White line disease can come from a previous foot injury that has not healed completely or, if a horse is left with a long toe, it will be at risk since the hoof wall is weaker. This condition, which appears white and crumbly around the outer area of the horse’s hoof, can also lead to lameness if left untreated for a significant amount of time. If a horse is infected with this disease, have a well-trained farrier or vet trim the infected hoof wall to expose the bacteria to oxygen. It is important to also clean the hoof thoroughly after completing this action. It may be beneficial to issue your horse a supportive shoe while the infected area restores itself. This disease can be kept at bay if the horse’s stall and feet are well maintained. Our next bacterial condition, known as thrush, can also be avoided by these clean habits.
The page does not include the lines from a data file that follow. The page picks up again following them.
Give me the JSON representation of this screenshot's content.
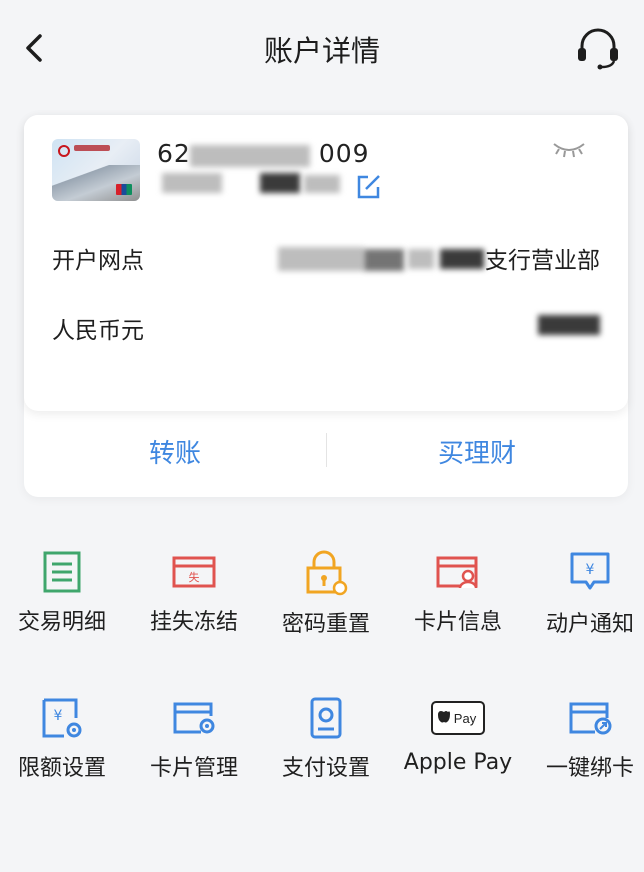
{
  "header": {
    "title": "账户详情"
  },
  "account": {
    "card_number_start": "62",
    "card_number_end": "009",
    "branch_label": "开户网点",
    "branch_value_visible": "支行营业部",
    "currency_label": "人民币元"
  },
  "actions": {
    "transfer": "转账",
    "buy_wealth": "买理财"
  },
  "menu": {
    "row1": [
      {
        "label": "交易明细",
        "icon": "ledger-icon",
        "color": "#3fa66c"
      },
      {
        "label": "挂失冻结",
        "icon": "report-loss-icon",
        "color": "#e0534f"
      },
      {
        "label": "密码重置",
        "icon": "lock-reset-icon",
        "color": "#f1a522"
      },
      {
        "label": "卡片信息",
        "icon": "card-info-icon",
        "color": "#e0534f"
      },
      {
        "label": "动户通知",
        "icon": "notification-icon",
        "color": "#3f87e0"
      }
    ],
    "row2": [
      {
        "label": "限额设置",
        "icon": "limit-settings-icon",
        "color": "#3f87e0"
      },
      {
        "label": "卡片管理",
        "icon": "card-manage-icon",
        "color": "#3f87e0"
      },
      {
        "label": "支付设置",
        "icon": "payment-settings-icon",
        "color": "#3f87e0"
      },
      {
        "label": "Apple Pay",
        "icon": "apple-pay-icon",
        "color": "#222222"
      },
      {
        "label": "一键绑卡",
        "icon": "bind-card-icon",
        "color": "#3f87e0"
      }
    ]
  }
}
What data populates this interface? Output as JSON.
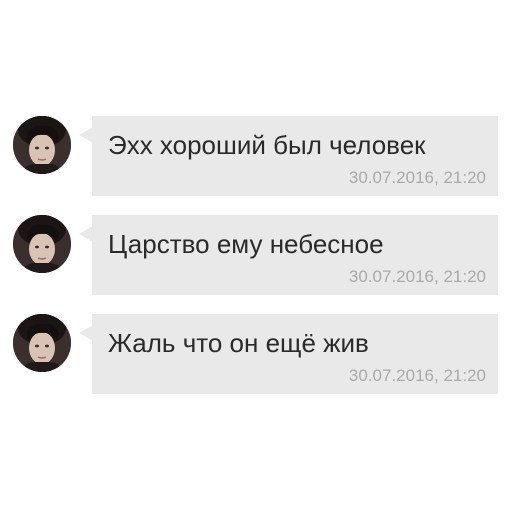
{
  "messages": [
    {
      "text": "Эхх хороший был человек",
      "time": "30.07.2016, 21:20",
      "avatar_icon": "user-avatar-photo"
    },
    {
      "text": "Царство ему небесное",
      "time": "30.07.2016, 21:20",
      "avatar_icon": "user-avatar-photo"
    },
    {
      "text": "Жаль что он ещё жив",
      "time": "30.07.2016, 21:20",
      "avatar_icon": "user-avatar-photo"
    }
  ],
  "colors": {
    "bubble": "#e9e9ea",
    "text": "#2a2a2a",
    "timestamp": "#a9a9ab",
    "background": "#ffffff"
  }
}
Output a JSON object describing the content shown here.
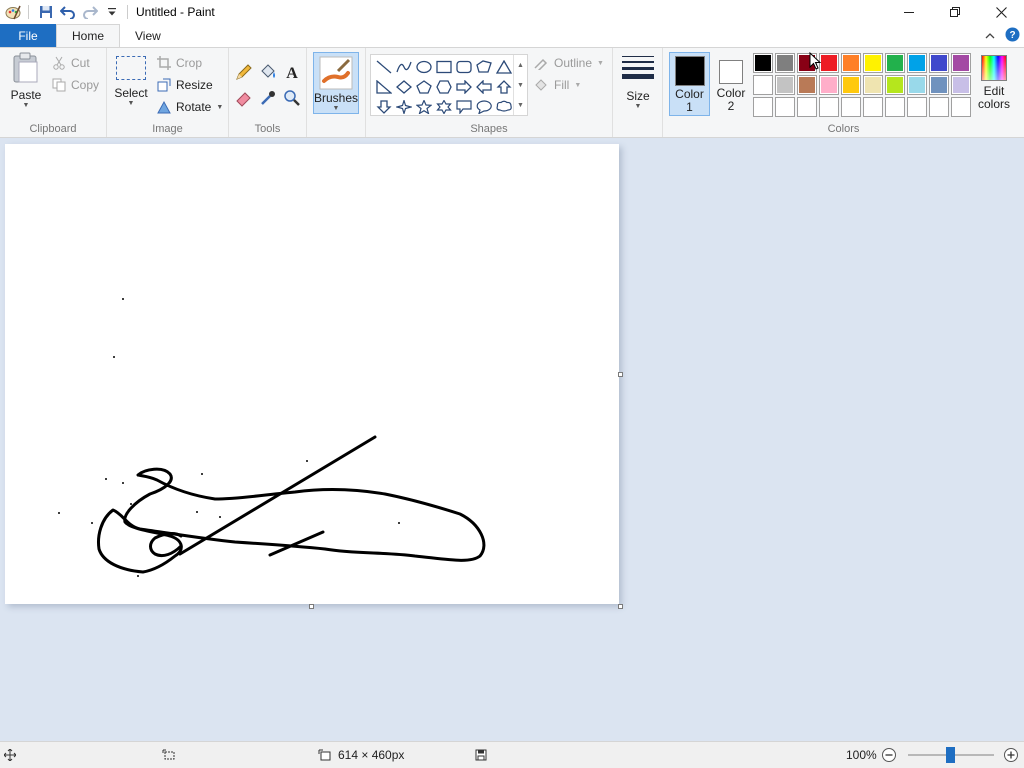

- Thrush – Prospering in wet, mucky conditions, thrush is a common hoof problem seen this time of year. When mud gets packed into a horse’s foot, bacteria from the mud begins to establish itself there. While it eats away at the hoof’s tissue, the bacteria also creates an infection with visible discharge. While White Line Disease appears white and dry, thrush in horses shows itself as a dark, gooey substance with a rancid odor. It resides in the grooves within a horse’s frog and in cracks of the hoof. While cleaning out their hooves, take notice of the condition of the hooves and any changes of their color that may occur. Horses with high set, deep heels are more likely to contract this infection because the mud can get lodged deeper in their hooves.
To treat thrush in horses, apply your preferred commercial medication to the infected area. Moving the horse to a dry, clean environment will help with the healing process as well. To prevent this from happening to your horses, pick their feet daily, before and after riding. However, be careful while cleaning around the frog and do not be too aggressive with the pick.
With these careful tips we can be confident that the muddy ground doesn’t have to ruin our fun; it just means both you and your horse need to be a bit more careful.
The slippery mud can bring up concerning hoof problems for our horses. Thankfully, with regular hoof care these issues can be kept under control. Picking out your horse’s hooves is a must to maintain a healthy foot. Cleaning the horse’s stall is also needed to give the horse a nice and dry area. Although risks are higher during muddy circumstances, they can be minimized with a little extra effort and knowledge. The little extra effort is certainly worth it to keep our horses strong and healthy.